Dr. Hewitt serves as another perspective in the lab and helps the technicians look at things in a different way. As R-dent shifts from a high-production lab to a lab that focuses more on providing high quality work and completing difficult cases, those insights have been key.

Why it makes sense

When Dr. Hewitt approached Grubb about joining his team, Grubb thought it was a great idea. He saw it as an investment in his clients, and that’s something he said they have appreciated. They appreciate the effort it shows the lab is making to provide them with high-quality work, rather than investing in equipment that only brings the lab more money.  
And the quality of work has improved. Having someone dentists can talk with and relate to is a huge help. They respond to Dr. Hewitt much faster than any of the lab technicians, even Grubb himself. Getting all the necessary information and getting it quicker not only means higher-quality work, but it also means quicker turnaround times. That makes everyone, from the lab tech to the dentist to the patient, happy.

Is it right for you?

If you’re a young dentist right out of school, this probably isn’t the career path you want to take, Dr. Hewitt said. But if you’re getting close to retirement yet you just aren’t ready to completely leave it behind, joining a local lab may be the way to go. Dr. Hewitt’s part time role gives him the chance to do a lot of research, to stay connected with other dentists and to really put his skills to use. He’s not doing it for the money or the prestige. He’s simply someone who is passionate about his profession and wants to use his skills and knowledge to help other dentists.

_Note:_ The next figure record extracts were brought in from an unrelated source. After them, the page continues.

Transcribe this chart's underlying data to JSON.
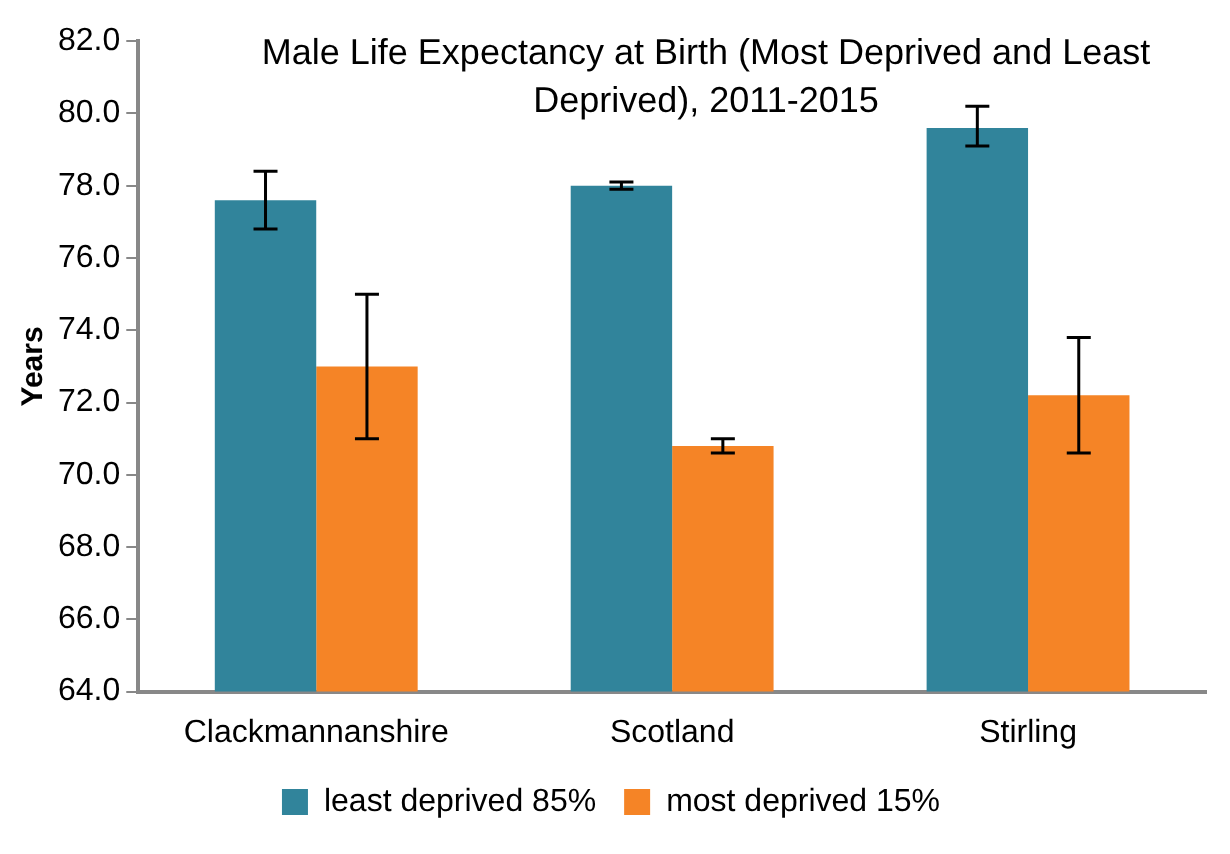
{
  "chart_data": {
    "type": "bar",
    "title": "Male Life Expectancy at Birth (Most Deprived and Least Deprived), 2011-2015",
    "ylabel": "Years",
    "categories": [
      "Clackmannanshire",
      "Scotland",
      "Stirling"
    ],
    "series": [
      {
        "name": "least deprived 85%",
        "color": "#31849b",
        "values": [
          77.6,
          78.0,
          79.6
        ],
        "errors": [
          [
            76.8,
            78.4
          ],
          [
            77.9,
            78.1
          ],
          [
            79.1,
            80.2
          ]
        ]
      },
      {
        "name": "most deprived 15%",
        "color": "#f58426",
        "values": [
          73.0,
          70.8,
          72.2
        ],
        "errors": [
          [
            71.0,
            75.0
          ],
          [
            70.6,
            71.0
          ],
          [
            70.6,
            73.8
          ]
        ]
      }
    ],
    "ylim": [
      64,
      82
    ],
    "yticks": [
      {
        "value": 64,
        "label": "64.0"
      },
      {
        "value": 66,
        "label": "66.0"
      },
      {
        "value": 68,
        "label": "68.0"
      },
      {
        "value": 70,
        "label": "70.0"
      },
      {
        "value": 72,
        "label": "72.0"
      },
      {
        "value": 74,
        "label": "74.0"
      },
      {
        "value": 76,
        "label": "76.0"
      },
      {
        "value": 78,
        "label": "78.0"
      },
      {
        "value": 80,
        "label": "80.0"
      },
      {
        "value": 82,
        "label": "82.0"
      }
    ],
    "grid": false,
    "legend": "bottom"
  }
}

“Now that I’ve finished practicing, I practiced for 40 years, and now that I’m through, I think that the information I retained from that experience makes me well suited to do what I’m doing now,” he said.

Looking back, Dr. Hewitt said it would have been a big help for him to work with an on-staff dentist while he was still practicing. He had a great relationship with his labs, but being able to work with another clinician would have made the process that much easier.

But not every lab has a dentist on staff, so not everyone can take advantage of what an on-staff dentist brings. Regardless of if the local lab you work with has a dentist, there are ways to build better relationships with your lab technicians. It’s so important to go to the lab and talk with the technicians. It doesn’t matter how busy you are; you need to take the time to do it, Dr. Hewitt said.

“Talk to the guy who’s pouring the dye, who’s marking the margins,” Dr. Hewitt said. “They need to know what steps their cases go through over here. That will enhance the end product they’re going to get. When they get something and some phase of it is not right, they know who to ask for. It’s not like it’s being thrown into a machine and manufactured. People are doing these things and they do want to do a good job, but if they don’t have the right information that’s difficult to do.”

Working together

When Dr. Hewitt calls clinicians to discuss their cases, he doesn’t act like a “know it all,” he said. He discusses problems he’s seen or tells them he needs more information, but he knows there’s a fine line. Upsetting the clinicians isn’t going to help. His goal is to work with them for a better end result.

The same is true with his co-workers in the lab. If you’re thinking of joining a lab, it’s important you have a good relationship with the lab technicians. Both sides need to have the right attitude for this to work, something Dr. Hewitt said hasn’t been a problem at R-dent.

“We all seem to have a good relationship over here,” Dr. Hewitt said. “I respect their knowledge and they respect mine. We’re partners in the thing. Nobody’s running the show, if you know what I mean.”